10 Jul
10Jul

STUDIO LEGALE ARIELLO


Il giudice territoriale di Torino ha confermato la pronuncia del Tribunale di Ivrea, del 2017, che aveva sentenziato sul rapporto tra l’uso del cellulare e l’insorgenza dei tumori.

La vicenda riguarda un dipendente Telecom affetto da neurinoma del nervo acustico.

La vicenda

Un dipendente di Telecom Italia ha passato 15 anni della sua vita professionale utilizzando il telefonino, per oltre tre ore al giorno e senza protezioni. Gli veniva diagnosticato un neurinoma al nervo acustico, neoplasia di indole benigna, tuttavia invalidante. Portata la vicenda sui banchi della giustizia, il consulente tecnico d’ufficio nominato dal giudice del Lavoro di Ivrea aveva riconosciuto un danno biologico permanente pari al 23%, così comportando alla condanna dell’INAIL al pagamento di un’indennità vitalizia, da malattia professionale, di circa 500 euro mensili.

Il nesso causale

Il tempo trascorso, in misura considerevole al cellulare e l’insorgenza del tumore al cervello sono collegati causalmente, secondo la Corte d'Appello di Torino. Per gli stessi togati “esiste una legge scientifica di copertura che supporta l’affermazione del nesso causale secondo i criteri probabilistici ‘più probabile che non'”. I giudici territoriali hanno infatti confermato il dictum, già emesso in prima battuta dal Tribunale di Ivrea e con cui, nell'aprile 2017, l'Inail era stata condannata a corrispondere al lavoratore in questione una rendita vitalizia da malattia professionale.


Il rischio

Secondo uno studio occorrono solamente 30 minuti al giorno per otto anni, trascorsi col telefonino all'orecchio per essere a rischio di tumore.

Lo studio dell’ISS

La sentenza, che ha condiviso la lettura assegnata dalla consulenza tecnica, riconosce il nesso eziologico tra impiego massiccio del cellulare ed insorgenza di tumori al cervello, ma l'Istituto superiore di Sanità, che ha condotto una metanalisi degli studi pubblicati dal 1999 al 2017, qualche mese fa, pubblicandone gli esiti, ha concluso che, sulla base delle evidenze epidemiologiche attualmente a disposizione, l'utilizzo del telefono cellulare non risulta associato all'incidenza di neoplasie nelle aree più esposte alle radiofrequenza nel corso delle chiamate vocali.

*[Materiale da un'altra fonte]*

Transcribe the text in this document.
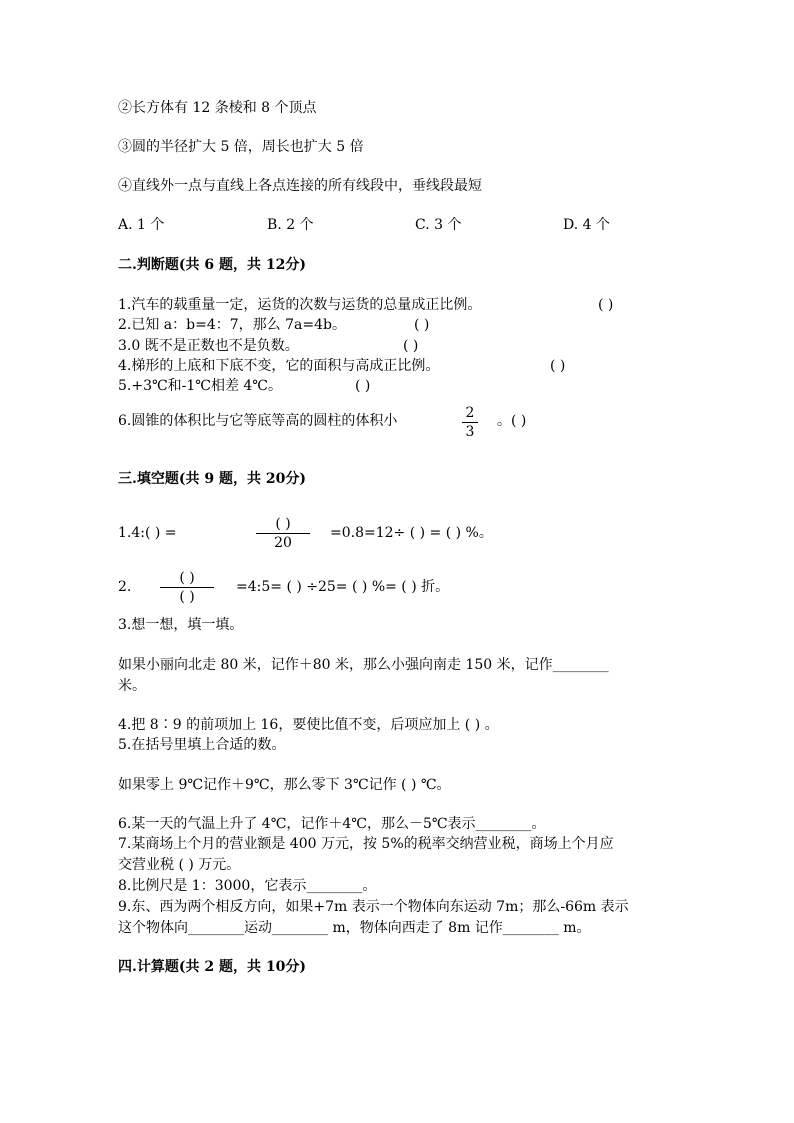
②长方体有 12 条棱和 8 个顶点
③圆的半径扩大 5 倍，周长也扩大 5 倍
④直线外一点与直线上各点连接的所有线段中，垂线段最短
A. 1 个	B. 2 个	C. 3 个	D. 4 个
二.判断题(共 6 题，共 12分)
1.汽车的载重量一定，运货的次数与运货的总量成正比例。	( )
2.已知 a：b=4：7，那么 7a=4b。	( )
3.0 既不是正数也不是负数。	( )
4.梯形的上底和下底不变，它的面积与高成正比例。	( )
5.+3℃和-1℃相差 4℃。	( )
6.圆锥的体积比与它等底等高的圆柱的体积小	2
3
。( )
三.填空题(共 9 题，共 20分)
1.4:( ) =
( )
20
=0.8=12÷ ( ) = ( ) %。
2.
( )
( )
=4:5= ( ) ÷25= ( ) %= ( ) 折。
3.想一想，填一填。
如果小丽向北走 80 米，记作＋80 米，那么小强向南走 150 米，记作________
米。
4.把 8∶9 的前项加上 16，要使比值不变，后项应加上 ( ) 。
5.在括号里填上合适的数。
如果零上 9℃记作＋9℃，那么零下 3℃记作 ( ) ℃。
6.某一天的气温上升了 4℃，记作＋4℃，那么－5℃表示________。
7.某商场上个月的营业额是 400 万元，按 5%的税率交纳营业税，商场上个月应
交营业税 ( ) 万元。
8.比例尺是 1：3000，它表示________。
9.东、西为两个相反方向，如果+7m 表示一个物体向东运动 7m；那么-66m 表示
这个物体向________运动________ m，物体向西走了 8m 记作________ m。
四.计算题(共 2 题，共 10分)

Più in dettaglio, il Rapporto Istisan “Esposizione a radiofrequenze e tumori” curato da Istituto superiore di sanità, Arpa Piemonte, Enea e Cnr-Irea, pur affermando che i dati attuali "non consentono valutazioni accurate del rischio dei tumori intracranici e mancano dati sugli effetti a lungo termine dell'uso del cellulare iniziato durante l'infanzia", rileva che, dalla metanalisi dei molteplici studi pubblicati in quasi due decenni, non si evidenziano incrementi dei rischi di tumori maligni o benigni in relazione all'impiego prolungato (dato fissato a 10 anni) dei telefoni mobili.

Gli esperti dell’ISS hanno inoltre rilevato, nello stesso Rapporto, che "i notevoli eccessi di rischio osservati in alcuni studi non sono coerenti con l'andamento temporale dei tassi d'incidenza dei tumori cerebrali che, a quasi 30 anni dall'introduzione dei cellulari, non hanno risentito del rapido e notevole aumento della prevalenza di esposizione".

Guardando al domani, e in particolare alle reti 5G, per stesso studio le emittenti aumenteranno, tuttavia avranno potenze medie inferiori a quelle degli impianti correnti, e la rapida variazione temporale dei segnali dovuta all'irradiazione indirizzabile verso l'utente (beam-forming) comporterà un'ulteriore diminuzione dei livelli medi di campo negli spazi circostanti.